On Tuesday afternoon, a flag-raising ceremony recognizing both Métis Week and Louis Riel Day was held on the front steps of city hall.
During the week of Nov. 16. Métis people across Canada are commemorating the history and culture of the Métis Nation, along with the historic legacy of Louis Riel.
Members from the local Métis community say, until this day, Riel’s fight for representation in government is an inspiring story for all Canadians, whether they are Indigenous or non-Indigenous.
“I think the story of Louis Riel is very inspirational,” said Adam Browning, president of the Lethbridge Métis Local 2003. “As a social studies and history teacher, I look at it as really one of the first great stories in Canada, of people fighting for representation. It paved the way for Western Canada to join confederation.”
Browing added that it speaks to standing up for principle and what people believe in.
“Louis Riel didn’t just stand up for Métis people, he stood up for people who were disenfranchised,” Browning said.

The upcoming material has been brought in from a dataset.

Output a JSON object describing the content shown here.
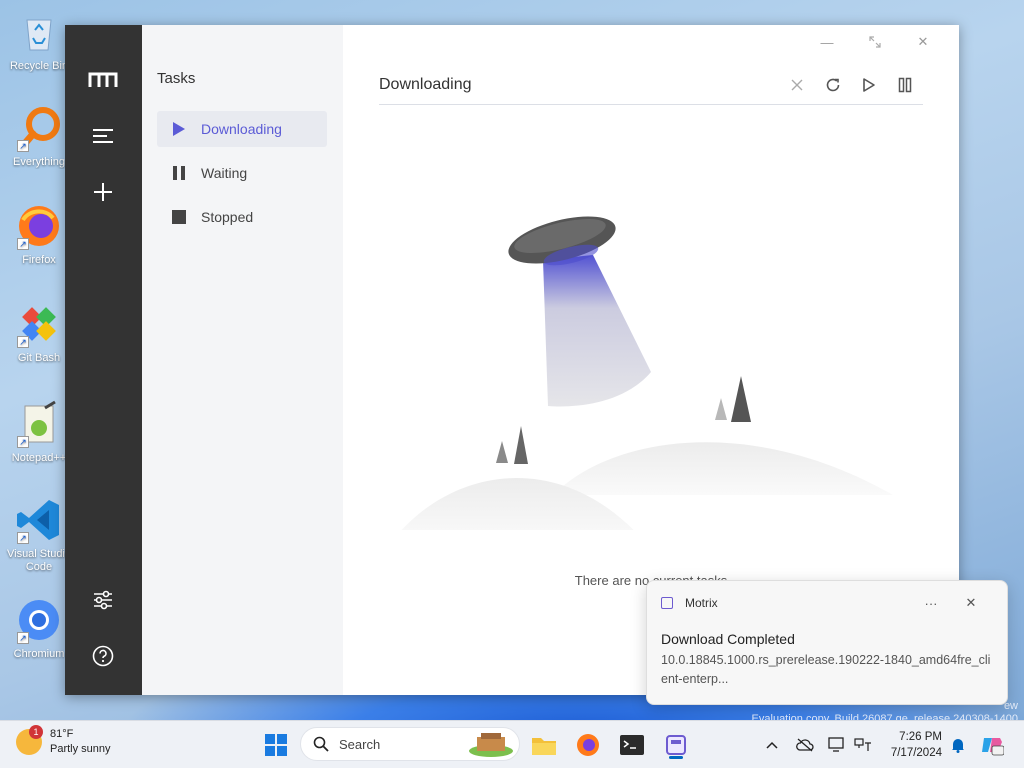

Métis community members also say they appreciate the city of Lethbridge officials taking the time to acknowledge the significance of the day.
Alice Bissonette, a Métis elder, said she’s glad past and present city officials have been able to build a strong relationship with the Métis community by holding ceremonies such as this one, paying homage to Métis heritage.
“It means a great deal, it means we can spread the word and teach our youth that their past is as important as their future,” Bissonette said.
“Our community of Métis in and around Lethbridge encompasses several thousand people, we’re a third of the Indigenous population in Lethbridge, for us the significance of this day and having this recognized at city hall is a major step in reconciliation,” Browning said.
“We’re all Canadians, but we’re distinct Canadians, and to have that represented publicly and officially… it’s really significant for Métis people,” he added.